白竹在桌前坐下,平靜地拿起杓子,他現在腦子前所未有的清醒,所以是時候可以算帳了:“那就證明給我看。”
白照野雙手撐著桌子,一時間沒聽明白,“什麼?”
“你說得對,喜歡你哥也應該喜歡你哥的精神體才對,”白竹說,“所以你們是相親相愛的一家人了,現在來一個愛的擁抱吧。”
作者有話說:
無
第78章
從白照野的反應來看他的每根頭髮絲上都寫著拒絕,一人一貓站定不動,在良久的沉默後,最先主動靠前的竟然是無常。

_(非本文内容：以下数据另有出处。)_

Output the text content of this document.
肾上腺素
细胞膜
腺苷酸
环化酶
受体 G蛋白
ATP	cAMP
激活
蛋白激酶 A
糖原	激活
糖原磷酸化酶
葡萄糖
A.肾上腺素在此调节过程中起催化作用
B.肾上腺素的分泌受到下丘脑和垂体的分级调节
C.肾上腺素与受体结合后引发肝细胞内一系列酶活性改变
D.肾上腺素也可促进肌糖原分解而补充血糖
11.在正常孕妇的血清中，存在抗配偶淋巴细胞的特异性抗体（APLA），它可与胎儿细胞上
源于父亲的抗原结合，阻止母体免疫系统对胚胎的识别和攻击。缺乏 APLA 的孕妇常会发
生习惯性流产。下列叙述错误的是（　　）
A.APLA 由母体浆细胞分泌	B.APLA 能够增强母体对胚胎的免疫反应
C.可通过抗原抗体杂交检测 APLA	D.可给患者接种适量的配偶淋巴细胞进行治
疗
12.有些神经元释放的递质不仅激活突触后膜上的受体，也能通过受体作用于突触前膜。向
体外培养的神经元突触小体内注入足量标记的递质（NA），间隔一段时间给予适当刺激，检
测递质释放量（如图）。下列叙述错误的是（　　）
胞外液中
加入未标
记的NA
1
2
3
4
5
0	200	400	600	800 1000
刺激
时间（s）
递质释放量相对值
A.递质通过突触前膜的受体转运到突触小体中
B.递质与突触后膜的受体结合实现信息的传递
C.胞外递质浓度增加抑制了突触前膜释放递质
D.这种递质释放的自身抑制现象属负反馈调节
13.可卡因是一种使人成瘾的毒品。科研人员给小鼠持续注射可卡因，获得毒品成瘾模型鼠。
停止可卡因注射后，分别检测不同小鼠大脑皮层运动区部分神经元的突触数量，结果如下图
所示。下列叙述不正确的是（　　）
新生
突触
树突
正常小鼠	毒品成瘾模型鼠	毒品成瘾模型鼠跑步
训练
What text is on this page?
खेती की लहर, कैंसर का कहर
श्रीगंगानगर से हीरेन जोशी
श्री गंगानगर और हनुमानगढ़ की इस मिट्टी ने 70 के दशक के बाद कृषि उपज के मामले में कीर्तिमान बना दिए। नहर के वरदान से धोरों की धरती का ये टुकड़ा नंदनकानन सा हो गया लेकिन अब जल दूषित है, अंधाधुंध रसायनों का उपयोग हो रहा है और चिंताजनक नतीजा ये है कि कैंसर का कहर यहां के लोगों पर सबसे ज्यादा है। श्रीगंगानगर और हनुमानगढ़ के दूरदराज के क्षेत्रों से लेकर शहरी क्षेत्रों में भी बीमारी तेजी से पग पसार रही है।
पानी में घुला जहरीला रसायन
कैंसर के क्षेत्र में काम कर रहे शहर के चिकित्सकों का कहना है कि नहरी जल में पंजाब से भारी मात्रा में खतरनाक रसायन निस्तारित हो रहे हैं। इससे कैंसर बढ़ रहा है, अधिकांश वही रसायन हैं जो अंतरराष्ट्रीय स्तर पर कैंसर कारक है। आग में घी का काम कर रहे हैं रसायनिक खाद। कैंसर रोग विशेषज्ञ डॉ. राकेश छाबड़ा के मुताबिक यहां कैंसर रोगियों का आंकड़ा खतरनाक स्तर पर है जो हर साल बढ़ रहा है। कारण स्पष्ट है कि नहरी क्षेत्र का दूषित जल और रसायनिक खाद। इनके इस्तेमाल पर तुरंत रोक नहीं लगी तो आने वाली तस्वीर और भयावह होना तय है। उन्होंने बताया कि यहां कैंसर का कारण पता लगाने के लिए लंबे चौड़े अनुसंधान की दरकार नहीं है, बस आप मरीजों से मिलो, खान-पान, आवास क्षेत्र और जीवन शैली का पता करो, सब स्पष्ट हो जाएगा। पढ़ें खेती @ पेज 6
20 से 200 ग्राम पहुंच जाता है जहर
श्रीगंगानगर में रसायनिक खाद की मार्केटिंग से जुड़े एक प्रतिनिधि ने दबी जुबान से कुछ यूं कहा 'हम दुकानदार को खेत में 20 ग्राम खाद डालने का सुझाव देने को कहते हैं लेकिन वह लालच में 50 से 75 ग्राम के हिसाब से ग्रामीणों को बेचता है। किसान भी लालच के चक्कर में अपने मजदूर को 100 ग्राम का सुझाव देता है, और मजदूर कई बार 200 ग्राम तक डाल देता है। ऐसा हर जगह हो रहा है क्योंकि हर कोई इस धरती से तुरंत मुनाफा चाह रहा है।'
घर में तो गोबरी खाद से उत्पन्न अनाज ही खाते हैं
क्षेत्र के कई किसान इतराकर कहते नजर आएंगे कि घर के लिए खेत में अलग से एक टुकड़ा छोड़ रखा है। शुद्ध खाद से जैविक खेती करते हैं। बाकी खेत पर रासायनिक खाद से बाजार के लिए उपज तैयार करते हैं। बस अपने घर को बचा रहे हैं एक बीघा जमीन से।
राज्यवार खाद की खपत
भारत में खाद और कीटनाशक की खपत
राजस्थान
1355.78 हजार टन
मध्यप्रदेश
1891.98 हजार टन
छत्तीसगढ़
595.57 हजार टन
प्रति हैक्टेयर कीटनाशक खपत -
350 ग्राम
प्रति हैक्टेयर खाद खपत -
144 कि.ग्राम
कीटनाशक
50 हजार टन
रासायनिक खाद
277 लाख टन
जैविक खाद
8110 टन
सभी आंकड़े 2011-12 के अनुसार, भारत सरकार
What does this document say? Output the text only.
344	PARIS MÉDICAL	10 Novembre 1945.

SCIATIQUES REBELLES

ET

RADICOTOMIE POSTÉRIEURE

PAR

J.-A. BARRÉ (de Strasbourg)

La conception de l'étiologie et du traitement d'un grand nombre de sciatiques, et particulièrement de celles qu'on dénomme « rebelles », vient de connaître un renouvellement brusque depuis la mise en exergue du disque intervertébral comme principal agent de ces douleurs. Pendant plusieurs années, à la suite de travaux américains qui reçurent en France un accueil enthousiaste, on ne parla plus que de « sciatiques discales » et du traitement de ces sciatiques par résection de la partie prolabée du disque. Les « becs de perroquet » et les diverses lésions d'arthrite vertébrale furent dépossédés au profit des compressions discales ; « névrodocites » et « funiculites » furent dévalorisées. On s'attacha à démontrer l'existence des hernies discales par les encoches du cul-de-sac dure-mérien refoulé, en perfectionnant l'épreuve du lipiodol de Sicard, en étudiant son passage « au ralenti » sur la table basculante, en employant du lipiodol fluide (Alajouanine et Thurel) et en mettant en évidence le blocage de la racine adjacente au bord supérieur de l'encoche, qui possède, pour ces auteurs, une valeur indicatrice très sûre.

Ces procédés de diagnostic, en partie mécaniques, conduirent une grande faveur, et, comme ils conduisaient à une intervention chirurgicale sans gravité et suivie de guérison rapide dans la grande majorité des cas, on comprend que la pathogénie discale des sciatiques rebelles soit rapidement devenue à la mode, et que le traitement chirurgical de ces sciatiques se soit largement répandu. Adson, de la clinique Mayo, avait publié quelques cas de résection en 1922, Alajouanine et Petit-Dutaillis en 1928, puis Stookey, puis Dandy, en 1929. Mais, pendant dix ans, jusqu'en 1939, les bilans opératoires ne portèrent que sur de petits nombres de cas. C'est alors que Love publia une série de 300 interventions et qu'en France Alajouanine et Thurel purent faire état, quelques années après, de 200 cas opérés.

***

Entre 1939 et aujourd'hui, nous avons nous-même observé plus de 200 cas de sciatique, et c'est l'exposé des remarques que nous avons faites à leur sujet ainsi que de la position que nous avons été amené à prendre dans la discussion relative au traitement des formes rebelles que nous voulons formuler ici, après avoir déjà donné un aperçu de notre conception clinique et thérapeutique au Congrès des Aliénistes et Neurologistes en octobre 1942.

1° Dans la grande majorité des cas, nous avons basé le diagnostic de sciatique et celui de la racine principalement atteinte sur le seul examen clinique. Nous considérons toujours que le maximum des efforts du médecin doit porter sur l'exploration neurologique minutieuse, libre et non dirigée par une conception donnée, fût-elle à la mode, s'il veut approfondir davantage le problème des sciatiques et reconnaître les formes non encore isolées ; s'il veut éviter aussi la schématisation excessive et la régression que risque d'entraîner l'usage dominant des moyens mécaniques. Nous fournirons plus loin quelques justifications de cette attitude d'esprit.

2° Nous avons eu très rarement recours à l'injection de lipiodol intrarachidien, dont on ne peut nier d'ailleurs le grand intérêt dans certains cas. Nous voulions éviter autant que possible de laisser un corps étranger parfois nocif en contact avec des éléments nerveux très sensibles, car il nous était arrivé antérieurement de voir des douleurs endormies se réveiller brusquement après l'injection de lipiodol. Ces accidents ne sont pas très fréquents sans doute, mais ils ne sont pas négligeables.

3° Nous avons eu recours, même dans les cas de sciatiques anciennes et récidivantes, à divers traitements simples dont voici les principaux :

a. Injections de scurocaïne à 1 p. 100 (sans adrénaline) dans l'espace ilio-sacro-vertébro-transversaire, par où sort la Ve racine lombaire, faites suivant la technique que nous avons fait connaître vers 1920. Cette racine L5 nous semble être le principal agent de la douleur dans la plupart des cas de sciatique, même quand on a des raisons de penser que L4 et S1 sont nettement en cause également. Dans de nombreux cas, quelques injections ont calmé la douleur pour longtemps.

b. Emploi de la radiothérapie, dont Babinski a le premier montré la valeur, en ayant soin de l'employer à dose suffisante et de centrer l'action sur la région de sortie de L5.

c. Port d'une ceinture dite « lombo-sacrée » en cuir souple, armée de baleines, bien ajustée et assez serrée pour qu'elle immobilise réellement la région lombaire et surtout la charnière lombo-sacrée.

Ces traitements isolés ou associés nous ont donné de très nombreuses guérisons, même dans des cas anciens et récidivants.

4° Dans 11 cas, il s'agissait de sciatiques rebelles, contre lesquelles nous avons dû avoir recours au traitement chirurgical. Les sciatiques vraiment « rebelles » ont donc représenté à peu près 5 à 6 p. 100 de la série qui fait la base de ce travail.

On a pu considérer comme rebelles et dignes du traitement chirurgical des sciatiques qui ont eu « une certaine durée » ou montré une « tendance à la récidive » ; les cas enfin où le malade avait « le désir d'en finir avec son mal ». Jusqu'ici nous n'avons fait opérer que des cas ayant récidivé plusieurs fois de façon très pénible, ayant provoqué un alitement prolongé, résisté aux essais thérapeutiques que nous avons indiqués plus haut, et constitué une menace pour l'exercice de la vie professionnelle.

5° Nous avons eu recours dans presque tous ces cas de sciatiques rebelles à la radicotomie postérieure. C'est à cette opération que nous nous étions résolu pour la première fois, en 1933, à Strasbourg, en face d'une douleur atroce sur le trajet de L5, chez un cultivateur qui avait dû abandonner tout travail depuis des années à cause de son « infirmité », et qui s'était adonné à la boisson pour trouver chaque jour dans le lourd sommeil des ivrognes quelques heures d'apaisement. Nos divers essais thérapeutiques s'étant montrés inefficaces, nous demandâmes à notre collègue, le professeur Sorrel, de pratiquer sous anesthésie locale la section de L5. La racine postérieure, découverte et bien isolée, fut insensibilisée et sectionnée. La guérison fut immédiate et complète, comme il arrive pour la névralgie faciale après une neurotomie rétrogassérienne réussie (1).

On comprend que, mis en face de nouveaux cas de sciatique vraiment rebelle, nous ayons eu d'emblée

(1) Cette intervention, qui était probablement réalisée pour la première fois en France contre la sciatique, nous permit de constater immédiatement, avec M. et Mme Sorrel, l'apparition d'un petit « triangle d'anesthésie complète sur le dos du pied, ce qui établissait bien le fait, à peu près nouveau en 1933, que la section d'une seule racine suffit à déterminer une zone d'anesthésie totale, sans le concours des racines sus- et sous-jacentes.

它從沙發上跳下來, 即使百般不情願到臉都皺成一團的程度,像條被擰乾的抹布, 也仍然願意豁出去一把的樣子。
然而白照野看都沒看它一眼。
“真是壞心眼。”
他短促地笑了一聲,語氣無奈, “哥明明什麼都猜到了,卻還要捉弄我嗎?”
白竹身邊有那位軍團長,想查什麼都是很容易的事,再加上他今天對自己急轉直下的態度,肯定事先知道了什麼才會在這裡給自己下套。白照野拉開椅子坐下,直截了當地問:“哥想知道什麼?”
白竹狐疑地盯著他看,保持百分之兩百的警惕,畢竟這個人突然轉性的可能性比天上掉星礦還低。
“別這麼看我,”白照野溫柔地說,那雙漂亮的眼睛裡映著白竹的臉,“我不想因為這種無聊的東西影響我們的關系,況且本來也不是什麼大事,所以今晚哥問什麼我都會說的。”
“比如那晚著火的地方根本就不是福利院,是帝國科學理事會弄的地下研究所。”
他緊盯著白竹的眼睛:“而我和你, 009和013 ,兩個名字都沒有的倒黴蛋,都是一場實驗的耗材而已。”
聽到熟悉的代號, 白竹的心跳漏了半拍,原本他摩拳擦掌、養精蓄銳,已經做好今晚要嚴刑逼供的準備, 沒想到白照野如此乾脆地承認了,反倒打得他措手不及。
自己猜測和旁人證實的感受總歸是不一樣的,白竹的第一反應是“果真如此”,然後才是懷疑。
他們就像牌桌上的賭徒那樣分坐兩側,即使白竹覺得有詐,他們之間也沒有能要挾對方的東西,所以他只能像個小學生一樣幼稚地說:“你發誓不說謊。”
“我發誓,”白照野毫無異議,十分從容,“騙你的話,我出門被車撞死。”
要撞死你這個級別的哨兵得開艘星艦來才行。
白竹:“……換一個,如果騙我一個字,我就搬出去住,我說到做到。”
白照野的嘴角下來了一點。
無常看起來很是震驚,似乎很想指責他這種背叛同盟的行為,但最後也只是在桌腿邊焦急地轉了兩圈,又慢慢坐下,沒有發出聲音。
白照野真的事無巨細地講了起來,和白竹瞭解過的“誇父計劃”一樣,那個研究所專門用來融合超級哨兵,他們從特定的信物上提取精神力,再用共振儀器投入試驗體的大腦,妄圖達到增幅的效果。皇室與科學理事會合作,前者出錢出“人”——負責從各地搜羅年紀相仿的孩子,後者負責技術研發與實驗操作。
在這裡,所有試驗體都沒有名字,只有一串冰冷的編號,做成金屬的銘牌掛在胸前。
然而所有的猜想都只是個笑話,“增幅”根本就不可能做到,一個人的身體裡終究只能容納一種精神力,所以實驗不出意料地失敗了。
研究遲遲沒有進展,皇室慢慢也發現了這個問題,於是從某一天開始,就不再有新的“耗材”進來,這就意味著高昂的經費也將停撥,這些科學家也將與名垂青史失之交臂,那些研究員開始病急亂投醫,變著法來折騰他們這些存貨,提高融合實驗的頻率、增加信物的數量,希望能得到一個回轉的契機。
“外來的能量不會變成養料,只會成為精神圖景裡的雜質和負擔,所以大部分試驗體都死於感官過載,”白照野頓了頓,“到最後就只剩下我們兩個怪胎。”